La conferenza stampa di presentazione di Sheva

Ora il mondo rossoblù non può che attendere. Attendere gennaio, il tanto misterioso gennaio. Ma sarà, comunque, un’attesa spasmodica, tormentata.

Un’attesa che partirà da dieci punti (a meno che con l’Atalanta accada qualche miracolo). Dieci punti che, anche dopo una ottimistica “rivoluzione”, dovranno diventare almeno 36 o 38 per salvarsi.

Insomma: una situazione, onestamente, delicata, per non dire altro. Purtroppo la grande speranza sull’arrivo di Sheva, dal punto di vista tecnico, è andata, almeno finora, malissimo. Un punto solo da quando è alla guida, col suo sorriso triste, il Grifo. Due soli gol segnati e 13 subiti.

Ma i vertici americani continuano ad essere ottimisti, dicendo che a gennaio avverrà questa famosa “rivoluzione” (termine che ci spaventa molto). A sentire Zangrillo, presidente che dice: “Con Sheva ci seguiamo con affetto vicendevole”, v’è da stropicciarsi gli occhi. Ancora Zangrillo: “La squadra deve adattarsi a lui, lui deve conoscere la squadra”.

Già, ecco il punto: la verità è che Sheva la squadra non la conosce ancora bene (ed è anche logico), a davanti a sé 32 giocatori che lo “scomparso” Preziosi ha messo nel cesto della campagna acquisti ad inizio stagione. E la verità è che il Genoa, proprio per questa abbondanza di elementi (alcuni addirittura sconosciuti) non ha mai avuto finora una “squadra titolare”, cioè un complesso compatto, coeso, con alcuni punti fermi sullo scacchiere tattico.

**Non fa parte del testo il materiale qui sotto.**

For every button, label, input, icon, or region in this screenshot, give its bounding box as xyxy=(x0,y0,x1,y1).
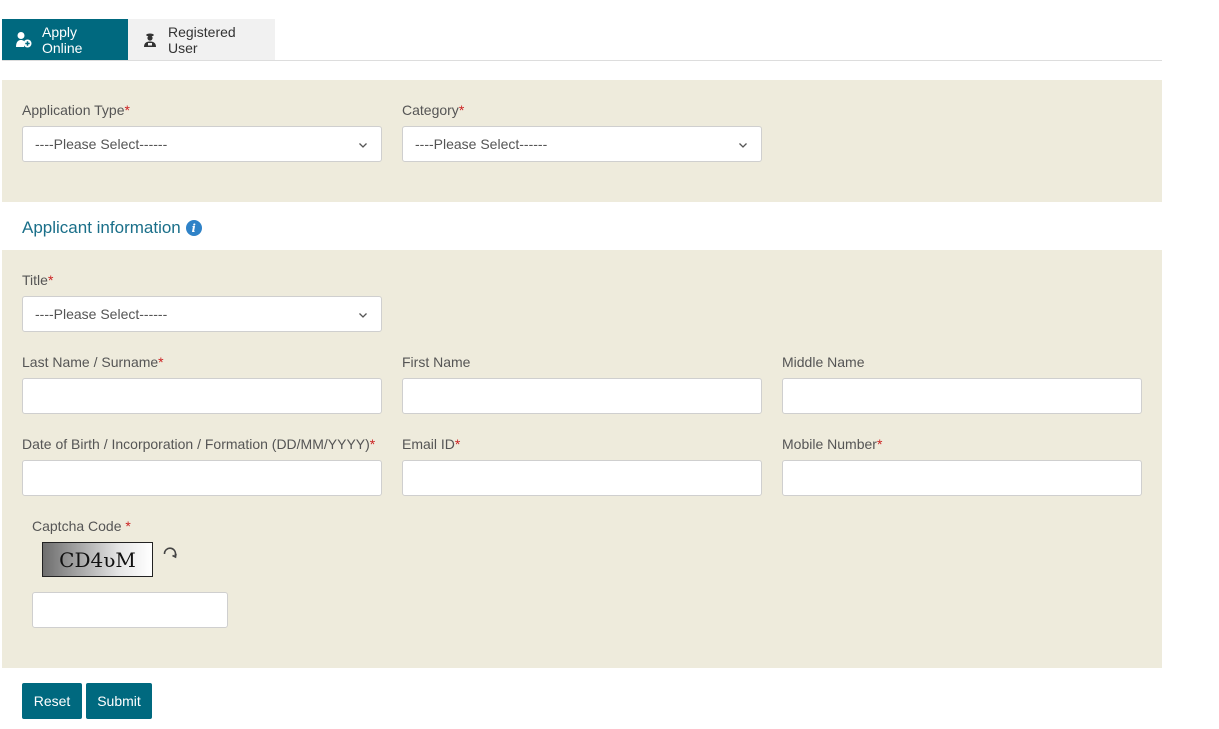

Ha avuto solo 32 giocatori che si sono alternati in campo, senza un’idea di gioco, ma il tutto legato solo alle motivazioni che raramente (intendiamo queel positive) sono state messe in campo.

Lo frastornato Sheva si sta rendendo conto in quale ginepraio è caduto. E tenta qualche giustificazione che lascia il tempo che trova. Dice: “Manca la fiducia” (ma chi la deve dare questa fiducia ai giocatori?). E ancora: “Paghiamo troppo i nostri errori. Già: ma chi deve strigliare questi atleti, diventati apatici, quasi indifferenti al risultato negativo, dando la sensazione di pensare al lo futuro (dopo sentito parlare di “rivoluzione” a gennaio), piuttosto che agli obiettivi di oggi.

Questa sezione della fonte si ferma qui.